Their managing editor, Sally Davison, dismissed the very idea of prefigurative politics (Noam Cohen, “Claiming a Copyright on Marx? How Uncomradely,” New York Times, April 30), coming just short of quoting Lenin’s dismissal of left-wing communism as an “infantile disorder”:
We don’t live in a world of everybody sharing everything. As Marx said, and I may be paraphrasing, “We make our own history, but not in the conditions of our own choosing.”
In other words, never mind all that stuff about building the kind of stuff we want here and now. That’s something we can worry about after the revolution is over. Post-capitalist society as something that will be officially put together by competent authorities after the revolution has been safely fought and won (under the leadership of those same competent authorities, of course).

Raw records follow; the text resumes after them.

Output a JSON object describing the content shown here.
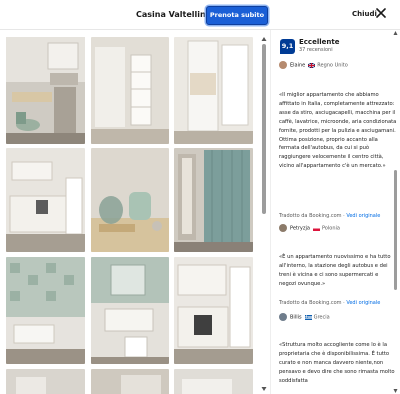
{
  "header": {
    "title": "Casina Valtellina 10",
    "book_label": "Prenota subito",
    "close_label": "Chiudi"
  },
  "reviews_panel": {
    "score": "9,1",
    "grade": "Eccellente",
    "count": "37 recensioni",
    "top_reviewer": {
      "name": "Elaine",
      "country": "Regno Unito"
    },
    "reviews": [
      {
        "text": "«Il miglior appartamento che abbiamo affittato in Italia, completamente attrezzato: asse da stiro, asciugacapelli, macchina per il caffè, lavatrice, microonde, aria condizionata fornite, prodotti per la pulizia e asciugamani. Ottima posizione, proprio accanto alla fermata dell'autobus, da cui si può raggiungere velocemente il centro città, vicino all'appartamento c'è un mercato.»",
        "translated_prefix": "Tradotto da ",
        "translated_by": "Booking.com",
        "view_original": "Vedi originale",
        "reviewer": "Petryzja",
        "country": "Polonia"
      },
      {
        "text": "«È un appartamento nuovissimo e ha tutto all'interno, la stazione degli autobus e dei treni è vicina e ci sono supermercati e negozi ovunque.»",
        "translated_prefix": "Tradotto da ",
        "translated_by": "Booking.com",
        "view_original": "Vedi originale",
        "reviewer": "Billis",
        "country": "Grecia"
      },
      {
        "text": "«Struttura molto accogliente come lo è la proprietaria che è disponibilissima. È tutto curato e non manca davvero niente,non pensavo e devo dire che sono rimasta molto soddisfatta",
        "reviewer": "",
        "country": ""
      }
    ]
  },
  "icons": {
    "close": "close-icon",
    "score": "score-badge",
    "flag": "flag-icon"
  },
  "colors": {
    "brand_blue": "#003b95",
    "cta_blue": "#1a5fd6",
    "link_blue": "#006ce4"
  }
}
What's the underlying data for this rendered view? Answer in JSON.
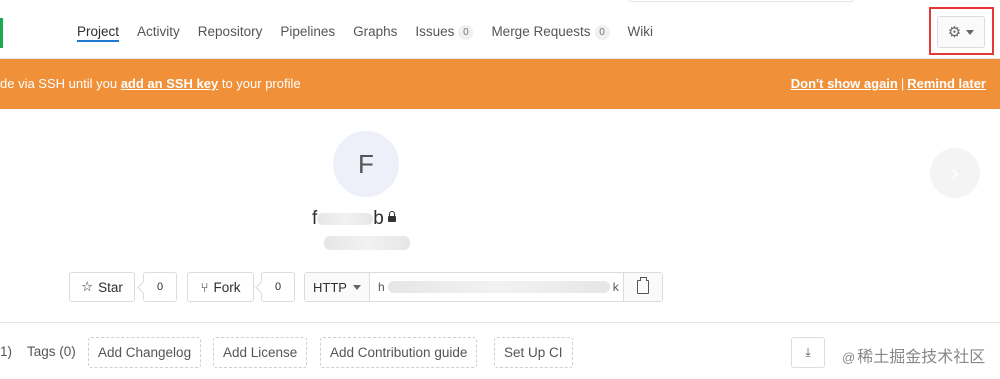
{
  "nav": {
    "tabs": [
      {
        "label": "Project",
        "active": true
      },
      {
        "label": "Activity"
      },
      {
        "label": "Repository"
      },
      {
        "label": "Pipelines"
      },
      {
        "label": "Graphs"
      },
      {
        "label": "Issues",
        "count": "0"
      },
      {
        "label": "Merge Requests",
        "count": "0"
      },
      {
        "label": "Wiki"
      }
    ],
    "settings_icon": "gear-icon"
  },
  "banner": {
    "text_before": "de via SSH until you ",
    "link": "add an SSH key",
    "text_after": " to your profile",
    "dismiss": "Don't show again",
    "separator": "|",
    "remind": "Remind later",
    "color": "#f0913a"
  },
  "project": {
    "avatar_letter": "F",
    "name_prefix": "f",
    "name_suffix": "b"
  },
  "actions": {
    "star_label": "Star",
    "star_count": "0",
    "fork_label": "Fork",
    "fork_count": "0",
    "protocol": "HTTP",
    "url_prefix": "h",
    "url_suffix": "k"
  },
  "bottom_links": {
    "partial": "1)",
    "tags": "Tags (0)",
    "add_changelog": "Add Changelog",
    "add_license": "Add License",
    "add_contribution": "Add Contribution guide",
    "setup_ci": "Set Up CI"
  },
  "watermark": {
    "at": "@",
    "text": "稀土掘金技术社区"
  }
}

Far from building a post-capitalist society within the interstices of the old, dying system, Davison and her comrades favor accepting the domination of our lives by the exploitative nature of the present system until it officially comes to an end. Far from building alternatives to the institutional monopolies and rents of capitalism, Davison wants to accept them as inevitable — to embrace them — so long as the present system survives.
Lawrence & Wishart, in pursuing a business model based on the most central monopoly of capitalism, and treating it as just and right, remind me of Hardt and Negri’s statement in Commonwealth that the Social Democratic agenda is basically “to reintegrate the working class within capital.”
It would mean, on the one hand, re-creating the mechanisms by which capital can engage, manage, and organize productive forces and, on the other, resurrecting the welfare structures and social mechanisms necessary for capital to guarantee the social reproduction of the working class.
Lawrence & Wishart, despite their proclaimed stance of revolutionary socialism and enmity toward capitalism, find themselves perversely not only rejecting the seeds of post-capitalist society within the present system, but actively embracing and trying to strengthen the monopolies the present system depends on.